Do you see steel mills making a resurgence in some ‘greener’ capacity?

It’s not about re-opening the steel mills. That’s something that politicians talked about from the 1980s to the mid-90s. It is about how advanced manufacturing can go hand in hand with research and development, especially when you’re talking about robotics. Unlike Silicon Valley, we have the ability to do both.

What about those steelworkers? Are you re-training them? 

In everything from traditional energy jobs to installation of solar panels. Working in areas of low-income and low-opportunity to get people into the pipeline of energy sector jobs. We’re recruiting from within. We see a potential ‘pinch point’ happening by 2018 with not having enough people to fill the jobs that we’re going to be having. That’s the first time we can say that since the 1970s.

Pittsburgh was in the second round of the Rockefeller Foundation’s 100 Resilient Cities. How do you marry resiliency with smart technology?

We’ve been working with Rand Corporation that’s also located in Pittsburgh to be able to look at [resiliency and being a smart city] through the lens of what we call ‘P4.’ People, Planet, Performance, and Place and how each of those are affected by the shocks and stresses that are inevitable in the city’s future.

So, we never planned for economic collapse and it took us longer than it should have to be able to dig out because of that. Our city has been flooded, it’s been burned to the ground, but we were never creating scenarios where we could be able to make the likelihood less or make the recovery not as impactful. So, our resiliency plan will integrate smart city initiatives.

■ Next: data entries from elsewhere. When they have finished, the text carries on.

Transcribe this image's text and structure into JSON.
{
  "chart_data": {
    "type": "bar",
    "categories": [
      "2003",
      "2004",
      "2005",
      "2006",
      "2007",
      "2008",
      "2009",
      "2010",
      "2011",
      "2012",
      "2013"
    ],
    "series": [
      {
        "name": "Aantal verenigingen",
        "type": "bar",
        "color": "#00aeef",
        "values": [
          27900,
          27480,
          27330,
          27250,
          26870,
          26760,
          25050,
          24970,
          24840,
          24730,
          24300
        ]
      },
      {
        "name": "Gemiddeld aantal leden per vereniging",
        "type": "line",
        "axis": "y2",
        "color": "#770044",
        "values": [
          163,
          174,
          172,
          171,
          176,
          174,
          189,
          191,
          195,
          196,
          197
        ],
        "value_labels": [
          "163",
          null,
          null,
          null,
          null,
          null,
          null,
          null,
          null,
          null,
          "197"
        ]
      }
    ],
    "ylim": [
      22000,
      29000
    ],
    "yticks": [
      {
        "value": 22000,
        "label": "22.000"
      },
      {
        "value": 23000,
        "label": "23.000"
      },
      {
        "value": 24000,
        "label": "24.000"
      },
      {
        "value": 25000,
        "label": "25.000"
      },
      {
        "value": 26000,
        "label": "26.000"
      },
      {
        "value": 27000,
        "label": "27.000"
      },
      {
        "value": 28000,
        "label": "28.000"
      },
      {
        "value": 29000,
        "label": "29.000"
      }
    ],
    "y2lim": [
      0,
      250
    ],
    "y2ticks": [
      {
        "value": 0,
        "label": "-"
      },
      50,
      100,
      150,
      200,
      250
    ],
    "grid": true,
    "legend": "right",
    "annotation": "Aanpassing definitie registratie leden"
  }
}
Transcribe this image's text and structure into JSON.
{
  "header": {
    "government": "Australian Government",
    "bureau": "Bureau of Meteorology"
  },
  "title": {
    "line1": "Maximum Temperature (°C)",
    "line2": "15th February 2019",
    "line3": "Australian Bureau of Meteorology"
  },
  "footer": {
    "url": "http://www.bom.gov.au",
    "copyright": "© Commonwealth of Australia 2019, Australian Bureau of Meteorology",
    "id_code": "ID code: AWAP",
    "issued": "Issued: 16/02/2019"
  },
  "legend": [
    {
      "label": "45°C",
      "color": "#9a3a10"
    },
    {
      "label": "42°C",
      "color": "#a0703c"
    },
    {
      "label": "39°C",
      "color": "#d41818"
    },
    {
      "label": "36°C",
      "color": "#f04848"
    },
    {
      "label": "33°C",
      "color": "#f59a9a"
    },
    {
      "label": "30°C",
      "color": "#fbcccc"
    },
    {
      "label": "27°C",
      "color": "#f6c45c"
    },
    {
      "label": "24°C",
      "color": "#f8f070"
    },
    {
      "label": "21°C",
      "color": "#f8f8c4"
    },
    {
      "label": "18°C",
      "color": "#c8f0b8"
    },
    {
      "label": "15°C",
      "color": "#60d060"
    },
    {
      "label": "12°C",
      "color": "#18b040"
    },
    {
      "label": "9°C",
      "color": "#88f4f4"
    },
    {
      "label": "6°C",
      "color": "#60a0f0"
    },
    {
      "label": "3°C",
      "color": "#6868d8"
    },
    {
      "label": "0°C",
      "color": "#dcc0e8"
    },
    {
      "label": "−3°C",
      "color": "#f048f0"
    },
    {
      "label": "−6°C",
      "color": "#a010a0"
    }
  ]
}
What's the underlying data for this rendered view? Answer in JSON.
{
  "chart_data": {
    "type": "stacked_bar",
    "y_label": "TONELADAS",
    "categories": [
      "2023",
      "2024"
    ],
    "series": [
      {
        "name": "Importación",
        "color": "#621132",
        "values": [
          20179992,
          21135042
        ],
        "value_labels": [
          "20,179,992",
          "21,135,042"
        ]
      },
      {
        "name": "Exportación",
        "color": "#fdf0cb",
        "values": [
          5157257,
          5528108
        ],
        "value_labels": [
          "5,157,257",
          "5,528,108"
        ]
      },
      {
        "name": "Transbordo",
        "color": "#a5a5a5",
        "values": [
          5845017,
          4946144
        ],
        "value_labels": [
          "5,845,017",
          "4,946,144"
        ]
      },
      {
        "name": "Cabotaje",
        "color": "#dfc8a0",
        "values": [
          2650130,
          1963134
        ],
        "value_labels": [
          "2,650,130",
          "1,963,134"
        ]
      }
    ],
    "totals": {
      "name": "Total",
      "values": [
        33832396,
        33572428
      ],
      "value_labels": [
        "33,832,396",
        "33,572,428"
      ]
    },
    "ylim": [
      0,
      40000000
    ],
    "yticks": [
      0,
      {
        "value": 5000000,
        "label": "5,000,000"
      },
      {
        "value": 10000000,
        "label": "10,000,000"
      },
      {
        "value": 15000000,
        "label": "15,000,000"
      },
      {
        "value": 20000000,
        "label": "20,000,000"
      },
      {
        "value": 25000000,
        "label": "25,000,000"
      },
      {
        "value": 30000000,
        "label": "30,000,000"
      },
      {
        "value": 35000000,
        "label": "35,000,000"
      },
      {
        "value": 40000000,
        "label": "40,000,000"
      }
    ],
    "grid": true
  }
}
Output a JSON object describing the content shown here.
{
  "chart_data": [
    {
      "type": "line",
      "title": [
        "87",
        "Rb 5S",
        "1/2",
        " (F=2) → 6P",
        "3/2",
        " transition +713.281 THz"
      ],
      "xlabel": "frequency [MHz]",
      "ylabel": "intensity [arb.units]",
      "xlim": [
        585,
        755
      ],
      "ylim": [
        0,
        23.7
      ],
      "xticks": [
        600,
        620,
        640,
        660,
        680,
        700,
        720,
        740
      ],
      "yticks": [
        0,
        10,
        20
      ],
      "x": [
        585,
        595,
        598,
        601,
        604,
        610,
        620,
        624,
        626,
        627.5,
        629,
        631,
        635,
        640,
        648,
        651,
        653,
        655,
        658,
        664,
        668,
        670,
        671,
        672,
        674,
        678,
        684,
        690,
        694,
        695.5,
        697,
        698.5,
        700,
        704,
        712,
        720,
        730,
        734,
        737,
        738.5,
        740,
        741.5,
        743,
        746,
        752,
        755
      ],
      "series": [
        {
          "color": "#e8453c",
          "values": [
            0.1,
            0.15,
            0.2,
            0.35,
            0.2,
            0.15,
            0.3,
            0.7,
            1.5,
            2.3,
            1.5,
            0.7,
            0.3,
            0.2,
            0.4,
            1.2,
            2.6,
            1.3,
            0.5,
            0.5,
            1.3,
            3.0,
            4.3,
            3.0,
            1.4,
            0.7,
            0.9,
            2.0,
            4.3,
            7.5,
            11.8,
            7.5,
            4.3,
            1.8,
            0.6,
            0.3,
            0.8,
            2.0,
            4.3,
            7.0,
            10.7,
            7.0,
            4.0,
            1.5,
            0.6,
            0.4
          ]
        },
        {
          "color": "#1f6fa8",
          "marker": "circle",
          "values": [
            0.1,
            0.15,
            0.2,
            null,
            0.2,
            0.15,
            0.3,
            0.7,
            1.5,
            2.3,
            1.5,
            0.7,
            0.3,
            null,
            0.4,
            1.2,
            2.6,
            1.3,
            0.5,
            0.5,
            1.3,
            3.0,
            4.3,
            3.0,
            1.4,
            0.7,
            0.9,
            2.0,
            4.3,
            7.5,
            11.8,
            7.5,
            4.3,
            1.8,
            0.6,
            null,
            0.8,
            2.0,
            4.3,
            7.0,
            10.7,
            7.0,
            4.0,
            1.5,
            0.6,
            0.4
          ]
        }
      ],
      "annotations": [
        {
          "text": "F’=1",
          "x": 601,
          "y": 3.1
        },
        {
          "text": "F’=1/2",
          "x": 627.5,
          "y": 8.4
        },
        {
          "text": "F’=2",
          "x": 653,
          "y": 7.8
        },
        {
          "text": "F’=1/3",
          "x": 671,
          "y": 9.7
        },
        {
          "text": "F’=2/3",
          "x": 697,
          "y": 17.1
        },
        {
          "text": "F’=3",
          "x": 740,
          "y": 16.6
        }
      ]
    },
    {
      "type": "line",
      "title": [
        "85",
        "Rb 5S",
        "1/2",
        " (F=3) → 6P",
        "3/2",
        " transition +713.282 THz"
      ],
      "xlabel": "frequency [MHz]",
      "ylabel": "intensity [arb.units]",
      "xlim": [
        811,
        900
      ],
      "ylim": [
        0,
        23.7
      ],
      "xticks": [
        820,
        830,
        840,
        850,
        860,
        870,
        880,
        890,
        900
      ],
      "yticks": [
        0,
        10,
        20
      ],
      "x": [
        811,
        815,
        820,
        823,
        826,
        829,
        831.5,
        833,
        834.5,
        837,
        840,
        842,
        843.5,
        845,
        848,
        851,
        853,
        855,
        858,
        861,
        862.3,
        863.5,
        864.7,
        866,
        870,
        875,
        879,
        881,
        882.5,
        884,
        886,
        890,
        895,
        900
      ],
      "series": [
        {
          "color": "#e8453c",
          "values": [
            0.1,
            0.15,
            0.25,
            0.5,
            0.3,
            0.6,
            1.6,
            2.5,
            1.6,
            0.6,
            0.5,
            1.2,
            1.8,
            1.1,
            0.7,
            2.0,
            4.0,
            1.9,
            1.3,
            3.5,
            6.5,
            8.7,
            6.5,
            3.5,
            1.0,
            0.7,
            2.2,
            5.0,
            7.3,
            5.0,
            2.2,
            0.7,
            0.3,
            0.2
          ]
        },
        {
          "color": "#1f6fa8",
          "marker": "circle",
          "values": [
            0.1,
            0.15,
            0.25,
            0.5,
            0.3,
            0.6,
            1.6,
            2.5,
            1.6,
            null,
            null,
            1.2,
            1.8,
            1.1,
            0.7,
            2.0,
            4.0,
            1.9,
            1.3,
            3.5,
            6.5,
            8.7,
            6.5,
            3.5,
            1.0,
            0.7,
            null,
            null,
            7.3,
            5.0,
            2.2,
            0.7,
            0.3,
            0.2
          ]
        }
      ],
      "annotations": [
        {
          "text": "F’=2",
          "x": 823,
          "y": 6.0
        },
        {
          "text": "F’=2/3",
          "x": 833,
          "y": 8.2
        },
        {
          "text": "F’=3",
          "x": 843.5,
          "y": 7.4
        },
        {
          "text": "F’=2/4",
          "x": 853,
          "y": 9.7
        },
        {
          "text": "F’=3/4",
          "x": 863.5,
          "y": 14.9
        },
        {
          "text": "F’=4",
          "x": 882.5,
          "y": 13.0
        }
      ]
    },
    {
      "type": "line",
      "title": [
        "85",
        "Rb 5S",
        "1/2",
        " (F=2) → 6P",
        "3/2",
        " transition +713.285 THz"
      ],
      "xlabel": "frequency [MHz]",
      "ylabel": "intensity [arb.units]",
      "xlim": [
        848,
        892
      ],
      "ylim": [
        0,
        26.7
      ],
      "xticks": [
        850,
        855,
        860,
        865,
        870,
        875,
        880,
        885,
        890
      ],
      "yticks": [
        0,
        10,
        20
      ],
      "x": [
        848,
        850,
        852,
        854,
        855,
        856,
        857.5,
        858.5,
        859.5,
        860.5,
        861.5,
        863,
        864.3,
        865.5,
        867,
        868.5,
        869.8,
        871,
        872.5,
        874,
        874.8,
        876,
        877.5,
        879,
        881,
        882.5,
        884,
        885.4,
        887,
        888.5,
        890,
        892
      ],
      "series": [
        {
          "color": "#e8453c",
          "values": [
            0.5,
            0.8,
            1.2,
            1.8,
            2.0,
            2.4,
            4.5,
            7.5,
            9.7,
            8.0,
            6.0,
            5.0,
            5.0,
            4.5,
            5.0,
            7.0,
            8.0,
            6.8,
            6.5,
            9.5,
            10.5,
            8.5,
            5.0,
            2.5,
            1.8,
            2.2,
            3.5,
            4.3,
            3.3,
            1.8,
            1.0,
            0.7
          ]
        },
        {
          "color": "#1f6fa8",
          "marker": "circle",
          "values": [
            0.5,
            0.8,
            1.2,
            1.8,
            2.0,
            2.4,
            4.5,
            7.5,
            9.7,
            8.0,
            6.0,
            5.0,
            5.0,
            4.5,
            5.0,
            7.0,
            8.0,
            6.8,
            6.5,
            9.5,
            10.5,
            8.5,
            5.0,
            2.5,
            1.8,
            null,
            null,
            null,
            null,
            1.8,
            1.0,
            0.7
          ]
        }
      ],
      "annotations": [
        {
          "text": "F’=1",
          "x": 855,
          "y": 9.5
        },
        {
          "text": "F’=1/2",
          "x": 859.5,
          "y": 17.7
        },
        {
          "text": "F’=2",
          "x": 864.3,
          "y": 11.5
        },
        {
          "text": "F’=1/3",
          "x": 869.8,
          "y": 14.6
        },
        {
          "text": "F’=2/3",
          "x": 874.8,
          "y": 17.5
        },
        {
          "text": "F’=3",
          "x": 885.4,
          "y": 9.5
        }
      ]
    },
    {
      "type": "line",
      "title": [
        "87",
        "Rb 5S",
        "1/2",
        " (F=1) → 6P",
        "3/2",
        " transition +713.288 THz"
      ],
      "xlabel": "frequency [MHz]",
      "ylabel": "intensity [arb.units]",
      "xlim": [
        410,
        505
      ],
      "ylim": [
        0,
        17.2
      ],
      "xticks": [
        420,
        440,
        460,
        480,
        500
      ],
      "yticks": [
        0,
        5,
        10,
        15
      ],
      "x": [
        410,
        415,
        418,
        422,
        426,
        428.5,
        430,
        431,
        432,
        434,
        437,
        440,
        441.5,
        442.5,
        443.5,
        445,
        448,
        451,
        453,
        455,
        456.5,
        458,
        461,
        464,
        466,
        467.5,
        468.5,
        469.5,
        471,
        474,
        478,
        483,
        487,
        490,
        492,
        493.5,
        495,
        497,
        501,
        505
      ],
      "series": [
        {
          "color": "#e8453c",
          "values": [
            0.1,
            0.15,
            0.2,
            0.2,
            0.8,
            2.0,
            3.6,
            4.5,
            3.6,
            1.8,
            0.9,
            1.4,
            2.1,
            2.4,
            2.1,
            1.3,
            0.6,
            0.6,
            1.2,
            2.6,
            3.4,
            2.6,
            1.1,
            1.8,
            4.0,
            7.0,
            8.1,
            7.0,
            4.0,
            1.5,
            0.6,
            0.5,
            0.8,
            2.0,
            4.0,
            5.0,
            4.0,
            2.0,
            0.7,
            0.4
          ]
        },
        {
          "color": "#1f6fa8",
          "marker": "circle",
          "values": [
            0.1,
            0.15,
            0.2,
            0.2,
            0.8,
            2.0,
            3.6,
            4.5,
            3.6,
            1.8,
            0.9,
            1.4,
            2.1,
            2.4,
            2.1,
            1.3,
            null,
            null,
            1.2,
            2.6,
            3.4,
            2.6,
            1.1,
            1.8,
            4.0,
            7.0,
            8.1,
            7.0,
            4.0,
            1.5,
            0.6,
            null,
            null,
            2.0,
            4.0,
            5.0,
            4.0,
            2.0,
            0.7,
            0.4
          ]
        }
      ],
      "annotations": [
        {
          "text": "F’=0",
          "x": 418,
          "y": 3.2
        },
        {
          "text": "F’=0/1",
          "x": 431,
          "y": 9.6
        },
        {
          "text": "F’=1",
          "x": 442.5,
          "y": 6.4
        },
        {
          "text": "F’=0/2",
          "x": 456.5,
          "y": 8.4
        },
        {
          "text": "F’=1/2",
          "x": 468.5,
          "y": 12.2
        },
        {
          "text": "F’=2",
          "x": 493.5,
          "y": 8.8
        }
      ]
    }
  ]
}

One example is that all throughout the city we have projects looking to break out of the [electricity] grid system so that in case the grid goes down–and reliance throughout northwestern Pennsylvania relies on coal and nuclear–we can have other options within the city.

Do you ever run into politics when trying to implement smart city technology or resiliency programmes?

The elected officials that I’ve always come away with being most impressed with were mayors. That’s both [political] parties. You don’t hear mayors attacking each other on political issues or party issues.

In this US presidential election year, have you seen partisanship affect city governance?

You look at the head of the US Conference of Mayors, Mick Cornett out of Oklahoma City. He’s a Republican and he fought for a tax increase to be able to build a transit system for Oklahoma City that he knew would have a direct economic benefit. It wasn’t a Democrat or Republican issue, it was ‘how do we help the people of Oklahoma City to be able to get the jobs we’re creating?’

It’s really a different world. I’ve met really brilliant Republican mayors who tackle the same issues I do and do it under a lot of the same conditions–Betsy Hodges of Minneapolis or Bill De Blasio of New York. At the end of the day, we have to have a balanced budget and someone has to pick up the garbage on Monday…there have to be police officers on the street that night.

I think mayors speak more from the heart. They’re given more of a breath from the public to do so.

In that spirit, have you worked with other mayors on smart cities issues?

Mayor Adler [of Austin, Texas] and I follow each other on Twitter and steal each other’s ideas!

That’s part of what all mayors do, learn and then copy. There are a lot of mayors that get it and those people talk, and their staff talk. So, the network is very small, but very global. It’s not just sitting around and waiting for a vendor to knock on your door. It’s working within your own staff to do it. There’s a network of smart cities advocates and we get to know each other.

So Pittsburgh really has citizen and council ‘buy-in’ for implementing smart technology, especially that coming out of the local universities?

I think in the next five years we’ll see a lot of cities–and in Pittsburgh we’ve already seen it with building energy reduction–a lot of significant change. That’s only because we’re going after the lowest hanging fruit. Once it starts getting into things that will affect day-to-day living of individuals, then that’s where you’ll start to see the pushback occur. But, I’m rather confident that Pittsburgh has committed itself to becoming a leader in ‘green’, simply because of how far we had gone in the past century in the opposite direction. If we’re ever going to shake this image of the ‘smoky city’, the only way we do that is by leading not only this country but the world in sustainable emissions.